We have added several Unit Newsrooms in our https://news.iu.edu.

We have updated sitemaap.custom.xml with the new sites :

	<url>
		<loc>https://news.iu.edu/kokomo/</loc>
		<changefreq>daily</changefreq>
		<priority>0.9</priority>
	</url>
	<url>
		<loc>https://news.iu.edu/it/</loc>
		<changefreq>daily</changefreq>
		<priority>0.9</priority>
	</url>
	<url>
		<loc>https://news.iu.edu/columbus/</loc>
		<changefreq>daily</changefreq>
		<priority>0.9</priority>
	</url>
	<url>
		<loc>https://news.iu.edu/east/</loc>
		<changefreq>daily</changefreq>
		<priority>0.9</priority>
	</url>

However, while /kokomo/ does crawl and sitemap.news.xml does get updated with Kokomo’s stories, east is not crawled and the file sitemap.news.xml is not updated with their stories.

We are wondering if there is CRON job that runs and would like to know the frequency of that.

Thanks,

Akbar

Hi Akbar,

The sitemap.news.xml gets updated daily. If you have news stories that aren’t being included, it may be for some other reason?

Here’s a list of what gets included and excluded, taken from the document Sitemaps and robots.txt - LiveWhale Support

What is included

  • All content meeting these criteria:
    • marked Live
    • visible to “Everyone”
  • All pages meeting these criteria:
    • marked Live
    • visible to “Everyone”
    • page is in one of your navigations

What is excluded

  • All content and pages marked Hidden
  • All content and pages visible to “This group only,” “Logged-in users,” or “Anyone with the link”
  • All content that is archived
  • Pages that are not in any navigation
  • Old content (e.g., news stories that are several years old)
  • Anything in your /_ingredients/ folder (e.g., templates)
  • Anything in a folder that starts with /_ (e.g., /_sample/index.php)
  • Any page that contains “.test.” in the filename (e.g., index**.test.**php)
  • Any page that contains “/test/“ in the filepath (e.g., /admissions**/test/**open-house/index.php)

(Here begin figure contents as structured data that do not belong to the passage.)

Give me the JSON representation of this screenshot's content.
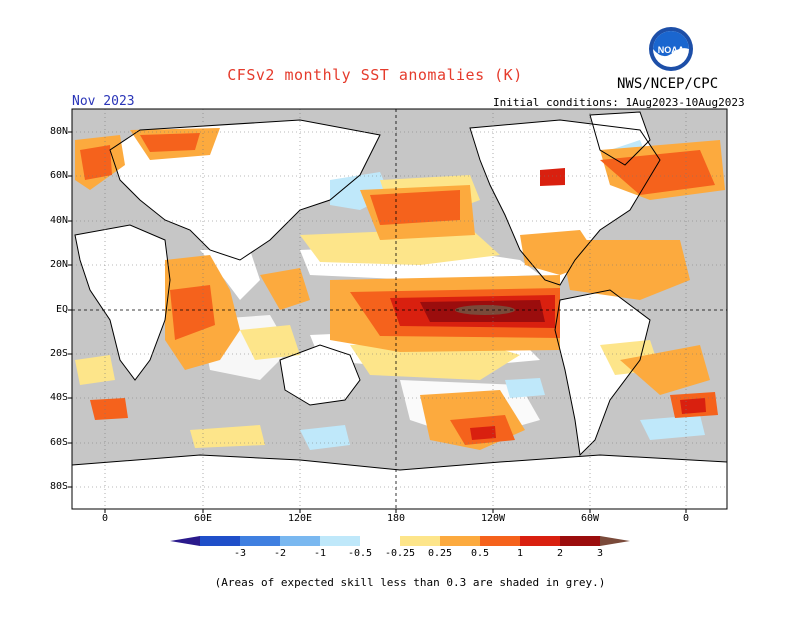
{
  "title": "CFSv2 monthly SST anomalies (K)",
  "forecast_month": "Nov 2023",
  "initial_conditions": "Initial conditions: 1Aug2023-10Aug2023",
  "agency": "NWS/NCEP/CPC",
  "logo_text": "NOAA",
  "map": {
    "projection": "cylindrical equidistant",
    "lat_labels": [
      "80N",
      "60N",
      "40N",
      "20N",
      "EQ",
      "20S",
      "40S",
      "60S",
      "80S"
    ],
    "lon_labels": [
      "0",
      "60E",
      "120E",
      "180",
      "120W",
      "60W",
      "0"
    ],
    "grid": "dotted",
    "ocean_masked_color": "#c8c8c8",
    "land_color": "#ffffff",
    "coastline_color": "#000000"
  },
  "colorbar": {
    "ticks": [
      "-3",
      "-2",
      "-1",
      "-0.5",
      "-0.25",
      "0.25",
      "0.5",
      "1",
      "2",
      "3"
    ],
    "colors": [
      "#2a1a8c",
      "#1f4fc9",
      "#3f7fe0",
      "#7ab8f0",
      "#bfe8fa",
      "#ffffff",
      "#fde58a",
      "#fcaa3e",
      "#f5621c",
      "#d9200f",
      "#9b0d0d",
      "#7a4a3a"
    ]
  },
  "footnote": "(Areas of expected skill less than 0.3 are shaded in grey.)"
}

For example, maybe if stories are archived in your “East” group, or have dates older than a few years, that could explain why they are not included in the daily sitemap update?

Karl,
I checked on the server and it seems sitemap.livewhale.xml, sitemap.news.xml and sitemap.profiles.xml have not been updated since 11/17/2023 at 1:07 pm.

sitemap.custom.xml is the only updated file where we added new news sites to be included in the XML file.

Also, robots.txt file have only disallow for college.

IU East has stories from 2024:

https://news.iu.edu/east/

Thanks,

Akbar

Thanks Akbar – it looks like manually refreshing (using /live/sitemap/update?refresh=1 from a logged-in user) has worked in the short term, and I’ll relay to our team to help investigate why that scheduled daily job wasn’t completing the process of updating those .xml sitemaps.